5 new technologies that make you want to drive more

BMW Laser light

While there’s always new and improved technologies every year that are said to make driving all the better, how many of them are actually new or actually want to make you drive more?

Most of them are old things toted as new, with fancy spangled names and almost always acronymed.

And if they are genuinely new, then they’re most likely about safety this and efficiency that, that they make driving terribly, terribly boring.

So what do we have here?

A few new technologies that are fun, you say?

Some that actually make you want to get behind the wheel and punt it, instead of feeling guilty of killing off another species of plankton (which I do not condone, mind you)?

Yes, I do believe we have.

For all their own special reasons, below you will find a collection of technologies that make you want to drive.

1. Audi’s new electrically driven rear axle

Audi Axle

Yes, most of you are thinking, ‘yeah, and’? Others have done it, and it’s usually in conjunction with electrically driven cars. It is used to control regenerative braking in electric vehicles to recharge the better when you are no longer accelerating. So when you stop pushing the accelerator it actively slows you down, to get more energy to speed you up. Pretty counter intuitive, but anyway.

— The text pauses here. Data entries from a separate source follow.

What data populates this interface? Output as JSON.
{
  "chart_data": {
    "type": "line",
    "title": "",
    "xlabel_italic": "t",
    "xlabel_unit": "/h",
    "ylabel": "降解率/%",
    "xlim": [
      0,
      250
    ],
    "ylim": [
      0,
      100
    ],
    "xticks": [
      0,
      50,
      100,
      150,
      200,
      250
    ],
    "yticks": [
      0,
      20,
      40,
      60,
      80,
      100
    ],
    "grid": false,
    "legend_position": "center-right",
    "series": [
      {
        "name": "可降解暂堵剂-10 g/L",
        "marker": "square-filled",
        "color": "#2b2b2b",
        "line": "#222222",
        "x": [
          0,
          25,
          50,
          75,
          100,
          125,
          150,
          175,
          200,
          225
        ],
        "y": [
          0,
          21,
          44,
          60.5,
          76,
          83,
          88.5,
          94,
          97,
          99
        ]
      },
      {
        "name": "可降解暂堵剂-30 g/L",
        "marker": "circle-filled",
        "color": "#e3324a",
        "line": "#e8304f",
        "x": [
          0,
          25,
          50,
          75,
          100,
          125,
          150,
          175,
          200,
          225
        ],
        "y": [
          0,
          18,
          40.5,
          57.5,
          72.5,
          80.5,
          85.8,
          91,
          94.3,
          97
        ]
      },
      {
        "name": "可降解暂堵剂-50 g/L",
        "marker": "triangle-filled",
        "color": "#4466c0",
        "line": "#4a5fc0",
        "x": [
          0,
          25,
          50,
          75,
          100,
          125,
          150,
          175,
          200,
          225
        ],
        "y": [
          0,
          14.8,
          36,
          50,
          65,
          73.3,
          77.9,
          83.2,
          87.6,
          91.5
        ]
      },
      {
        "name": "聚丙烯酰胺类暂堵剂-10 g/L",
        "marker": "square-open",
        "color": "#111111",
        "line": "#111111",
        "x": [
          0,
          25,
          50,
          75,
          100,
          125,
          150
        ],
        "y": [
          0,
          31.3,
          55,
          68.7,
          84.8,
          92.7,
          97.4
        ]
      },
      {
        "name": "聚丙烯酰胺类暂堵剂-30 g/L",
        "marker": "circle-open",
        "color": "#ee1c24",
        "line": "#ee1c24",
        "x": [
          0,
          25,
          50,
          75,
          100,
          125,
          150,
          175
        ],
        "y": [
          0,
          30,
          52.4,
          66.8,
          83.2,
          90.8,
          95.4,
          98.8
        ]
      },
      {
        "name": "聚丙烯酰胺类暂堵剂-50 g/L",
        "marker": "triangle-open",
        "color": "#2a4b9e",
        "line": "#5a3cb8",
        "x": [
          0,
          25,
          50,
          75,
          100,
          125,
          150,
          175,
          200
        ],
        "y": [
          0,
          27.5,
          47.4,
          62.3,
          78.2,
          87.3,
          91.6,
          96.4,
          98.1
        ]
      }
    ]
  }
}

Audi has a new system where it will reduce this regenerative braking depending the scenario. It has found that when a slippery surface is encountered, the regenerative braking will cause the wheels to break traction and could make the car lose a bit of control. So Audi have made it that depending the surface, it will either increase or decrease regenerative braking so you have full control of the car at all times. That means more control of the driving, more of the time. This is good.

2. BMW develops laser lights

BMW Laser light

Remember when LED headlights first came out? It wasn’t all that long ago. It gave each car a distinctive night-time appearance, its own signature, so to speak. It also gave them a superior lighting system to all the incandescent cars out there, making them look menacing in your rear-view mirror. BMW seem to have topped that though with their new laser lights. Yes, freaking laser beams on their freaking heads. Dr Evil would be so proud. It will first feature on BMW’s up coming i8 hybrid sports car.

In basic terms, the new laser light system is smaller, brighter, shines farther and is more concentrated than the already impressive LED lighting system. It doubles the length of reach of LED’s to 600 meters and the beam can be controlled precisely. It uses only one wavelength of light instead of a spectrum, making a more bright white light. It also uses about 30 percent less energy and the diodes are about 10 times smaller. Basically better in every way. And they’re lasers. Driving more enjoyable? Check.

3. Mercedes develops 360º camera

Merc 360 camera

In the ever more boring state of F1, where crashes are fewer, cars go slower and sound more like lawn mowers, something needed to happen to increase viewer’s entertainment. So Mercedes developed the 360º camera. You won’t be able to see all 360 degrees of viewpoints at the same time, but you will be able to control where the camera looks. So, in essence, you won’t be shouting at the TV to show a certain angle, and coverage of F1 will be hugely more comprehensive.

What does this mean to everyday driving, though. Well, as with most technologies developed in motor sport, there’s a general trickle down effect to us mortal beings. Even now, you can download a new F1 360 app for Apple devices and use the gyroscopic sensors to view the different camera angles.

4. Audi wheel aerodynamics

Audi Wheel areodynamics

Audi may say that it is all in the name of efficiency, but don’t be fooled. This new tech is to make you go faster. It was first fitted to Audi’s R8 e-tron electric supercar, but word has it Audi’s looking to put it your average Joe’s car. The difference with this new system is that the wheels will not be a static aero system, but a dynamic one that changes as you drive. If you go faster, flaps in the wheels will close, allowing better aerodynamic efficiency.

This means better fuel economy, but also less drag equalling more speed. Under braking, though, the flaps will open to help the brakes cool and work more efficiently. This could benefit the whole range of Audi cars, as better aerodynamics and more efficient braking will reduce wear and increase the life of the car. Plus, of course, more speed and better braking. Which is better driving in general.

5. Secret European plan to remotely stop cars

Image: Qfamily (via Flickr).

If this isn’t some Big Brother shit right here, then the Patriot Act was a kiddy’s book about the American Flag. The plans outlined a technology that would be installed as standard on every new European built car that would allow the car to be remotely shut down. Not even by a police car, but completely remotely. The idea behind the plan was to reduce the number of high-speed car chases and thus reduce the danger to other motorists, pedestrians and government property.

But what it sounds like is a very nice way to control the populace even more. Obviously there are issues, the main being that what if it is hacked? That would be a ridiculous scenario that governments would have a tough time explaining. But how does this make driving better? Well, it’s simple. Don’t buy a new car. That way, if everyone else is stopped, you have free reign to drive where and how you please.